For most Catholic households, another year of the Easter season means another year of Lent. For Catholics, Lent is a time for reflection and giving thanks for what surrounds our everyday lives, and with that, giving those who follow Catholicism the opportunity to become more well-rounded individuals.
I am someone who was raised in the Catholic tradition. During my time as a Catholic, I have come to appreciate my experiences through reflection, and Lent is a time to further my relationship with myself and others.
In Catholic tradition, it is normal that Catholics either give up something that’s important to them or something they like, or do something extra that normally doesn’t fall in their everyday routine. This Lenten season, I decided to give up playing video games for the 40 days of Lent.
Throughout my life, I loved playing video games. Whether it be playing FIFA with my brothers, friends or alone, or competing in intense Mario Kart races on the Wii with my twin sister and family, video games were a time for me to take a step back from the everyday struggles in life and have fun. However, this habit got bad at some points, as I noticed I would always play for longer hours as I got more addicted to a specific game.
With this in mind, I wanted to give up video games this Lenten season because this was something I had never done before. Normally, I would give up something that wasn’t challenging for me as an excuse to continue playing video games. I remember one year for Lent, I gave up eating bagels just to play Backyard Baseball, and I barely ate bagels.
With all of this in mind, in this season of Lent and in recent weeks, it would be ignorant of me to not address the coronavirus outbreak in the United States over the past months. With the world of sports shutting down and the increase in social distancing, this is now a moment for us to test our faith.
So far, I have been doing well with my Lenten promise, as it has been easy for me to be distracted from my Lenten promise with the recent events surrounding the coronavirus. However, even though I haven’t been focusing on my Lenten promise, that does not mean I can forget about it.

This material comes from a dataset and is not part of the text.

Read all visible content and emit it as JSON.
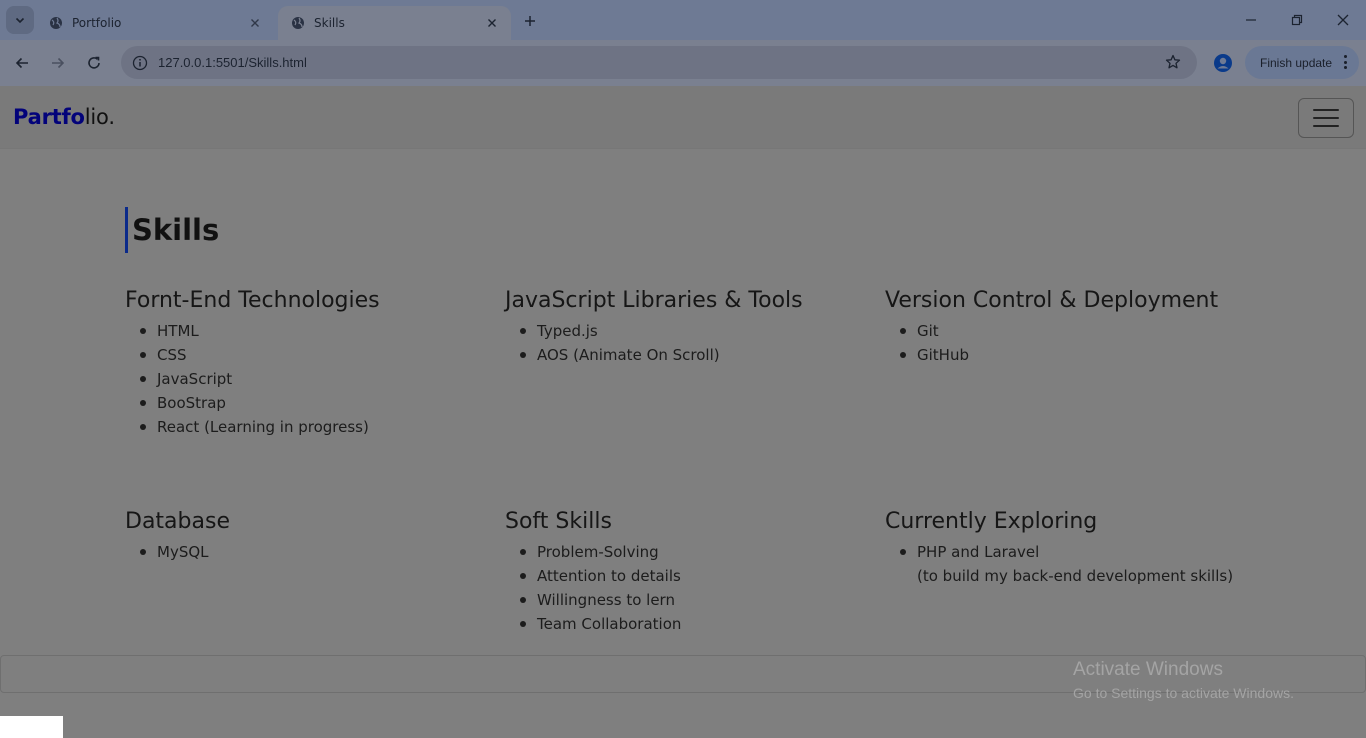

The distraction of the coronavirus should and will not affect my Lenten promise of not playing video games. Even though we are strongly suggested to distance ourselves from one another, with most of that time being spent inside my house, this will challenge me to find new passions that, maybe, I never knew I had before. The free time spent could be used to help me learn something new about myself I didn’t know previously, allowing me to become a better person altogether.
The beauty of the Lenten season is anyone can have their own way of giving something up or doing something that doesn’t pertain to the Catholic faith.

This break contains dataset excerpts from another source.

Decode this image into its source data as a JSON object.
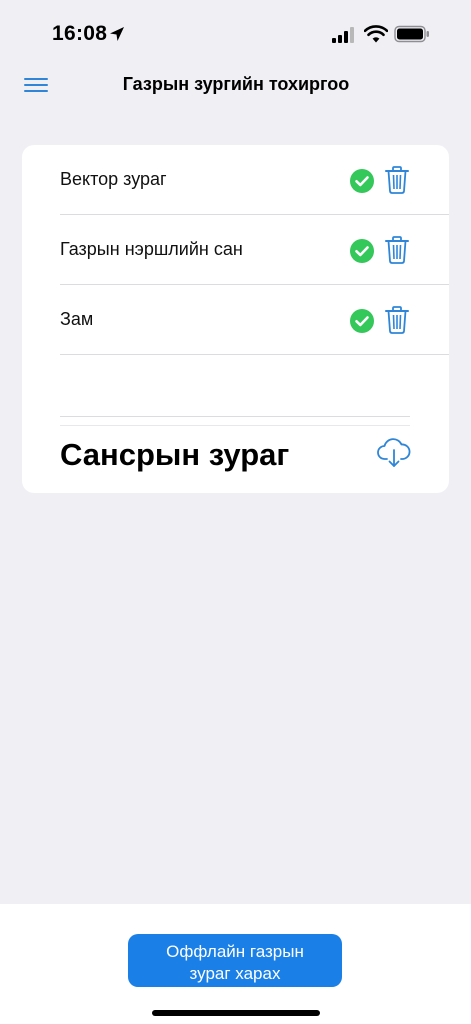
{
  "status_bar": {
    "time": "16:08"
  },
  "header": {
    "title": "Газрын зургийн тохиргоо"
  },
  "layers": {
    "items": [
      {
        "label": "Вектор зураг"
      },
      {
        "label": "Газрын нэршлийн сан"
      },
      {
        "label": "Зам"
      }
    ]
  },
  "satellite": {
    "label": "Сансрын зураг"
  },
  "bottom": {
    "offline_button_line1": "Оффлайн газрын",
    "offline_button_line2": "зураг харах"
  },
  "colors": {
    "background": "#efeff4",
    "accent": "#1a7fe6",
    "success": "#34c759",
    "icon_blue": "#2f86d8"
  },
  "icons": {
    "menu": "hamburger-menu-icon",
    "check": "check-circle-icon",
    "delete": "trash-icon",
    "download": "cloud-download-icon"
  }
}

For example, you could tell yourself that every morning before you do your normal morning routine, you could just take some time to meditate and reflect on how you are feeling about the day ahead. If you want to do something more direct, you could do something like tell your family members you love them or make breakfast for a family member once a week. The point of the Easter season is to reflect, think and enact on what we have learned from our past experiences and apply them to our future experiences.
For me, Lent is a time I cherish because it allows me to think about what I have in my life and feel grateful for everything that has happened to me up to this point. I encourage you to do the same as you take time to reflect and be with your loved ones during this time.